The June 2021 controlled detonation by the Los Angeles Police Department on East 27th Street, near San Pedro Street, sent 17 residents and first responders to hospitals, destroyed a bomb squad truck and damaged 22 residences, 13 businesses and 37 vehicles. According to the city’s housing department, 14 properties have been repaired, and the city is paying for 21 occupied hotel rooms.

As of June 30 — one year after the incident — 23 people in six households had been relocated to permanent housing. Eight more households were ready to relocate and search for affordable units. The city will pay for a contractor, Overland, Pacific & Cutler, to work with the remaining residents to determine housing needs, provide referrals to available housing, coordinate moves and disburse relocation assistance payments.

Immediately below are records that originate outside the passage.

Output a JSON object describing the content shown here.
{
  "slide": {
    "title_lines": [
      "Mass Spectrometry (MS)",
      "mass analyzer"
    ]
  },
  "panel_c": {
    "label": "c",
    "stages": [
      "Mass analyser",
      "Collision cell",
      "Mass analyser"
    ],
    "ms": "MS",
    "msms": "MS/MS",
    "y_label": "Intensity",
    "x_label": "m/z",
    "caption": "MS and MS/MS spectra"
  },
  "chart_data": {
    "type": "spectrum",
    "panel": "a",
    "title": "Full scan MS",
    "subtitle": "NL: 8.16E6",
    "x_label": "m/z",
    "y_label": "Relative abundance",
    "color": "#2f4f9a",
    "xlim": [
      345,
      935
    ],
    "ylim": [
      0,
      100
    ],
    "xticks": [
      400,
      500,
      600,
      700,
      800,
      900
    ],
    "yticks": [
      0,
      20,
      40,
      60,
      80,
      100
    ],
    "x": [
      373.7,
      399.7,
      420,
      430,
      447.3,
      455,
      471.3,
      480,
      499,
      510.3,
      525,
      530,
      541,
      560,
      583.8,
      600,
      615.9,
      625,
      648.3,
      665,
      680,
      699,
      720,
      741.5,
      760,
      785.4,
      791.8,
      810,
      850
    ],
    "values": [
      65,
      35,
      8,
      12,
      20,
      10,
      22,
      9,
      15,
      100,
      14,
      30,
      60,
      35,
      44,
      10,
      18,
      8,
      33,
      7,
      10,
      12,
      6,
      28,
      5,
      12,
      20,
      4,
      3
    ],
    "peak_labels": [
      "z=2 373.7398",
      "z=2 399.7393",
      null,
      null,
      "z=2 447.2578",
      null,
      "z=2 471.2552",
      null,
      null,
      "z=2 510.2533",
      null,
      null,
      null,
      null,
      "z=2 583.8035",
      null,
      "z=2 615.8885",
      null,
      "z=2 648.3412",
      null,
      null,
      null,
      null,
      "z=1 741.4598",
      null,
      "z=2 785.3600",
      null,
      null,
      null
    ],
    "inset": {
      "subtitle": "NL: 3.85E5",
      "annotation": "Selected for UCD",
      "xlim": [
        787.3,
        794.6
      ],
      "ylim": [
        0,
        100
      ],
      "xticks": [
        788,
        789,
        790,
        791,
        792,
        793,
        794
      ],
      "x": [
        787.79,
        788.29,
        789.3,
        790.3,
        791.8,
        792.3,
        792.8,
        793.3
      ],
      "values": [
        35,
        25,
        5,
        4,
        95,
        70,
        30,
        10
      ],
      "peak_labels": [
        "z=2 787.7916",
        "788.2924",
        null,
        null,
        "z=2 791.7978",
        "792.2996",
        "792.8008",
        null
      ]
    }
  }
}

The city has already spent more than $1.3 million in accommodations.

Councilman Curren Price, who filed the motion, noted, “Since a number of displaced residents continue to live in temporary housing, there is a need to address barriers keeping them from relocating to permanent housing.”

“Since day one of the 27th Street fireworks catastrophe, my office has served as a command center for impacted neighbors,” Price said on Twitter this week. “From start to finish, we have stood side by side with the affected families to ensure they never had to navigate through this horrible ordeal alone.”

A preliminary investigation into the blast by the Bureau of Alcohol, Tobacco and Firearms and Explosives National Response Team found that the LAPD bomb squad significantly underestimated, based on a visual assessment, the weight of explosive material being loaded into the containment truck for detonation.

Displaced families were initially housed in local motels through Price’s office, which also established a $1 million emergency fund, but the city later rented 29 “corporate housing” units fit for long-term residency.